O Ministério da Saúde da União emitiu um comunicado instruindo os viajantes que chegam ou transitam de países afetados pelo Ébola a comunicarem imediatamente às autoridades de saúde aeroportuárias caso desenvolvam sintomas relacionados com a doença.

O comunicado identificou a República Democrática do Congo, o Uganda e o Sudão do Sul como países de alto risco para a doença por vírus Ébola (DVE).
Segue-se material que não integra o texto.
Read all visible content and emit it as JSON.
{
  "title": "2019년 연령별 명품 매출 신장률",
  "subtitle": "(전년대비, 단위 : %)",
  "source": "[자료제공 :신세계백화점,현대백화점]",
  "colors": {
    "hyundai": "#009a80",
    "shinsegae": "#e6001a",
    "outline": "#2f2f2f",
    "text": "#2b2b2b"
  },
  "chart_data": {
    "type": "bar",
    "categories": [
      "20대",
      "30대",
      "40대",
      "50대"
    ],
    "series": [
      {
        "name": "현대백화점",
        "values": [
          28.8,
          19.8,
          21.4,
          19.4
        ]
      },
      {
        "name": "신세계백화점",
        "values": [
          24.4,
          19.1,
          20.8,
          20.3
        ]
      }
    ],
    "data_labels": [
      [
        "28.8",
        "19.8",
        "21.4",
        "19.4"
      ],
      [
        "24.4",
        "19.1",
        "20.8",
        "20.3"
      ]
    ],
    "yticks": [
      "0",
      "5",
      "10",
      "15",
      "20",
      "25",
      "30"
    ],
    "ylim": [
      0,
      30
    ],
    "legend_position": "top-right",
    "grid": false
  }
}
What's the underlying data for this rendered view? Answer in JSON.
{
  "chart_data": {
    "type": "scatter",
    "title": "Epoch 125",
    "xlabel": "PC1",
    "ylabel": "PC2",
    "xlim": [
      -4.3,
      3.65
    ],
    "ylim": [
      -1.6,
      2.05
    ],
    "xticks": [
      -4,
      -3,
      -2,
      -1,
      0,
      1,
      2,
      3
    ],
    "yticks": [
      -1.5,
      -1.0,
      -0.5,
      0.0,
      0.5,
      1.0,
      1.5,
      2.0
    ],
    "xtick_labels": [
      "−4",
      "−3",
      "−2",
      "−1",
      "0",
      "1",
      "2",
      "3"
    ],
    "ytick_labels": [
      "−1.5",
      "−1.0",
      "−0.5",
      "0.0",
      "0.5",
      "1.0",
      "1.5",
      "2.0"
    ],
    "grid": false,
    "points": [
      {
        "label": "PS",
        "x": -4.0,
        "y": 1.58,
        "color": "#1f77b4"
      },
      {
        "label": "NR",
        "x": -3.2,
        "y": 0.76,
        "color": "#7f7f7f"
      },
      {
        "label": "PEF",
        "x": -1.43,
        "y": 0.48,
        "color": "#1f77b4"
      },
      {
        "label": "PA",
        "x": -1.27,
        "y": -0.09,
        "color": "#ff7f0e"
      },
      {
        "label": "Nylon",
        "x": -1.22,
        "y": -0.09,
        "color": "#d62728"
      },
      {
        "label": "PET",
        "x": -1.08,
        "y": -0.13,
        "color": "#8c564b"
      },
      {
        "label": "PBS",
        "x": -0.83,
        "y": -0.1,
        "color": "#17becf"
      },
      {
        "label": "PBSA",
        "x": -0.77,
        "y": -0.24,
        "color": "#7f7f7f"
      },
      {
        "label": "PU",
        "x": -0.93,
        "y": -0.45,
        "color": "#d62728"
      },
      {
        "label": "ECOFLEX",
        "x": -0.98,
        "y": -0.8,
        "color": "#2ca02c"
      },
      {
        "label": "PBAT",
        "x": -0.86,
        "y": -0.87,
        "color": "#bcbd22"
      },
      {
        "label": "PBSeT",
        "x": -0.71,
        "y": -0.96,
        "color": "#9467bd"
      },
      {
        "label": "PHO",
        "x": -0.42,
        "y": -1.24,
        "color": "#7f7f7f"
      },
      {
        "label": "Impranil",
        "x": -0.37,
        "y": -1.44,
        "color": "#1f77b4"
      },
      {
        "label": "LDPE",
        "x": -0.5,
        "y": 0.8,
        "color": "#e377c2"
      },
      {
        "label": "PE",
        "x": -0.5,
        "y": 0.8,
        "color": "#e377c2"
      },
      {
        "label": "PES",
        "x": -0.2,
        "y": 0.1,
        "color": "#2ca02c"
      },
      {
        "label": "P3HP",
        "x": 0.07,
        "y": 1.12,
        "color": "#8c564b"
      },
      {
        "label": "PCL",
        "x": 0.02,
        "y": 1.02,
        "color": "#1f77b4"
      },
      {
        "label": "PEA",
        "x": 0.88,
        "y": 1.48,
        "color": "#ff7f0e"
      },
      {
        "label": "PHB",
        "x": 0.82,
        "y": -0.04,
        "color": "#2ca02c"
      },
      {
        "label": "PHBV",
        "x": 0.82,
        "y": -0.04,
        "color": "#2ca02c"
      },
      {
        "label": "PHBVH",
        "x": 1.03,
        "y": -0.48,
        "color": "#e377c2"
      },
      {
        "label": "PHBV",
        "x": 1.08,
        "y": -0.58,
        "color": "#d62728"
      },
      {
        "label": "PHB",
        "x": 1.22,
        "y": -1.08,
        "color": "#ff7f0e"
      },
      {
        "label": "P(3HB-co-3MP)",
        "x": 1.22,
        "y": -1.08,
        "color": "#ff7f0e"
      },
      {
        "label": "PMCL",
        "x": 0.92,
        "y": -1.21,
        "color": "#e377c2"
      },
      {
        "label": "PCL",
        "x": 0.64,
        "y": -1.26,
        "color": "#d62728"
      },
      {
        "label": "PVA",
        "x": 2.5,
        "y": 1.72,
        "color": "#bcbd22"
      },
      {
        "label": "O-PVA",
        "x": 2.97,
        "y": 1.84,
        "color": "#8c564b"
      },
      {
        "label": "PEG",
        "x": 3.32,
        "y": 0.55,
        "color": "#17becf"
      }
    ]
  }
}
O ministério listou os sintomas como febre, fraqueza ou fadiga, dor de cabeça, dores musculares, vômitos, diarreia, sangramento inexplicável e dor de garganta.

As medidas de vigilância foram intensificadas no Aeroporto Internacional Indira Gandhi (IGI) em Delhi e no Aeroporto Internacional de Cochin em Kochi, Kerala. Foi presidida uma reunião envolvendo todas as partes interessadas para informá-las sobre as orientações emitidas pelo Ministério, juntamente com as autoridades para introduzir medidas operacionais para melhorar as medidas de triagem e resposta.

De acordo com um relatório anterior do HT, foram instaladas barreiras apertadas na secção de chegadas internacionais para regular o movimento de passageiros através das áreas de triagem térmica.